- O Departamento de Justiça dos EUA acusa a Yale University de considerar raça de forma ilegal no processo de admissão à escola de medicina, conforme carta a Harmeet Dhillon.
- A investigação aponta que estudantes negros e hispânicos têm maior probabilidade de serem admitidos, mesmo com notas inferiores, em comparação com brancos ou asiáticos.
- O DOJ busca um acordo voluntário para que Yale cumpra o Título VI da Lei de Direitos Civis de 1964, com possibilidade de levar o caso à Justiça se não houver conformidade.
- Dados de 2023, 2024 e 2025 indicam diferenças nas médias de GPA e nos percentis de MCAT entre grupos; Black teve média de GPA de 3,88 e MCAT no percentil 95, enquanto Asian e White tiveram GPA de 3,98 e 3,97, com MCAT no percentil 100.
- A denúncia ocorre no contexto de forte pressão para encerrar o uso de raça nas admissões em universidades e após decisão da Suprema Corte de 2023 que proibiu ações afirmativas; na semana passada, a Justiça notificou a UCLA sobre uso de raça nas admissões.
A Justiça dos EUA acusou a Yale University de considerar ilegalmente raça na admissão ao seu medical school. A denúncia, anunciada nesta quinta-feira, marca a segunda instituição a enfrentar alegações de discriminação pela Justiça federal neste mês.
Segundo a carta dirigida a Harmeet Dhillon, advogada responsável pela área de direitos civis, a investigação aponta que estudantes negros e hispânicos têm probabilidade significativamente maior de serem admitidos, mesmo com médias e notas de testes inferiores aos de candidatos brancos ou asiáticos. A acusação sustenta violação do Title VI da Civil Rights Act de 1964.

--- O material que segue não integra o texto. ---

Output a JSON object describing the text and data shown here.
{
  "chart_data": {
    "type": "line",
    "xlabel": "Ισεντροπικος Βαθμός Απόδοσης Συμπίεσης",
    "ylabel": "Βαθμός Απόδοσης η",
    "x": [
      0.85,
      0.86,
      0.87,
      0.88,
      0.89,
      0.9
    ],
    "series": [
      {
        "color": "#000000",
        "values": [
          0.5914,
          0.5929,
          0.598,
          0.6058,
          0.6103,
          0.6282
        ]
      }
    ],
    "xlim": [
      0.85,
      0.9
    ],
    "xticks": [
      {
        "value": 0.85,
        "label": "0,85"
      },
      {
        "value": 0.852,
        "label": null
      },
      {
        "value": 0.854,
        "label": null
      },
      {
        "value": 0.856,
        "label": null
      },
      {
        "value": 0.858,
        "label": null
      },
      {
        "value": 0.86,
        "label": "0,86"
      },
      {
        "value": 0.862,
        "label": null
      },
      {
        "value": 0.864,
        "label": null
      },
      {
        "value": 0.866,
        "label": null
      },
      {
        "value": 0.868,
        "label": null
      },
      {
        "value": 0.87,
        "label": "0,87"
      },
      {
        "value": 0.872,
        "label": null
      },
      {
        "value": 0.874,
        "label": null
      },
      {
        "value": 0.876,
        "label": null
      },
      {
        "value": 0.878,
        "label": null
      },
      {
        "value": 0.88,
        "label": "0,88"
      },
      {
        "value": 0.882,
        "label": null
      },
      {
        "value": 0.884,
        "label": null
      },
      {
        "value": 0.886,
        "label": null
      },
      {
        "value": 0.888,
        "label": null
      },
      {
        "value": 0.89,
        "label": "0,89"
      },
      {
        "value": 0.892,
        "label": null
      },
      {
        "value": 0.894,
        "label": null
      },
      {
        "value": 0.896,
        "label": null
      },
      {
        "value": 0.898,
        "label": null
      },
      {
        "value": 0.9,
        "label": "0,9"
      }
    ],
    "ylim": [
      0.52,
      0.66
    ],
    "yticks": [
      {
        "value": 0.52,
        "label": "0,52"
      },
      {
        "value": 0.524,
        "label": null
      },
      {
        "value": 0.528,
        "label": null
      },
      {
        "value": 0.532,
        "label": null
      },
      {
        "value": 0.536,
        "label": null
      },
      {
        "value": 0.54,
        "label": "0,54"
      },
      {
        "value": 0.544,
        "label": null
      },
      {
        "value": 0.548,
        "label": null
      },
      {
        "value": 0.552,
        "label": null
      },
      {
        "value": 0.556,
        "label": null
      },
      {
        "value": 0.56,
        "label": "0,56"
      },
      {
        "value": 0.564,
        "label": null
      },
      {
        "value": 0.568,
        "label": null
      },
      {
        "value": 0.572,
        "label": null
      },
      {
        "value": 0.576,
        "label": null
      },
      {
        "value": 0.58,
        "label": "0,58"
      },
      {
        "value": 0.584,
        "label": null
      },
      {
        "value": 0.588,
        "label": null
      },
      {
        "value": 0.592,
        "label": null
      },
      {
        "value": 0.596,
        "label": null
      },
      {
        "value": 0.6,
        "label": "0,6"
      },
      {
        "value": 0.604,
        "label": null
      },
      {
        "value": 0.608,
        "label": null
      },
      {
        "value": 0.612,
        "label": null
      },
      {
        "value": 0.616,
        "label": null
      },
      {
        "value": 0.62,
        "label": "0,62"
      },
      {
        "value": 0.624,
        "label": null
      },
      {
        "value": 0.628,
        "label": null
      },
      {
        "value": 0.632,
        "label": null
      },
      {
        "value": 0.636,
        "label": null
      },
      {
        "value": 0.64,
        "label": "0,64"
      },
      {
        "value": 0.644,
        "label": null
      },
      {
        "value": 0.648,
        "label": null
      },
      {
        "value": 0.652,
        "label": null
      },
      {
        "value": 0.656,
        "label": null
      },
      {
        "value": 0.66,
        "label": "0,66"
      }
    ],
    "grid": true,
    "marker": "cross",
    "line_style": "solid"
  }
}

A universidade de New Haven, em Connecticut, foi informada de que a instituição pode buscar um acordo voluntário ou levar o caso à justiça para fazer cumprir a legislação. O Departamento de Justiça indica que pode recorrer mesmo sem acordo, caso não haja conformidade.
Dados apresentados no material indicam diferenças entre as médias de GPA e resultados de provas entre as turmas de 2023, 2024 e 2025. Na turma mais recente, estudantes negros teriam média de GPA de 3,88, com MCAT no percentil 95, enquanto estudantes asiáticos apresentaram GPA médio de 3,98 e brancos 3,97, com MCAT no 100º percentil para ambos.
A Justiça aponta ainda que o uso de um processo de admissão holístico funcionou como meio de considerar raça, o que, segundo o órgão, favoreceria candidatos negros em comparação com candidatos asiáticos com credenciais equivalentes. O documento cita, ainda, participação da Yale em um debate jurídico anterior sobre diversidade e admitiu que manter classes diversas dependeria de considerar raça de forma explícita.
A carta menciona que a persistência de resultados de admissão não ter mudado após o precedente da Suprema Corte de 2023 alimenta a alegação de descumprimento voluntário das diretrizes federais. Também foi mencionada uma recente notificação à UCLA, cuja escola médica foi acusada de usar raça na seleção de ingressos.
O DOJ expôs que pode firmar um acordo voluntário com a Yale para resolver a questão ou, se necessário, abrir processo para impor ações corretivas com base no Title VI. A instituição não respondeu imediatamente a pedidos de comentário.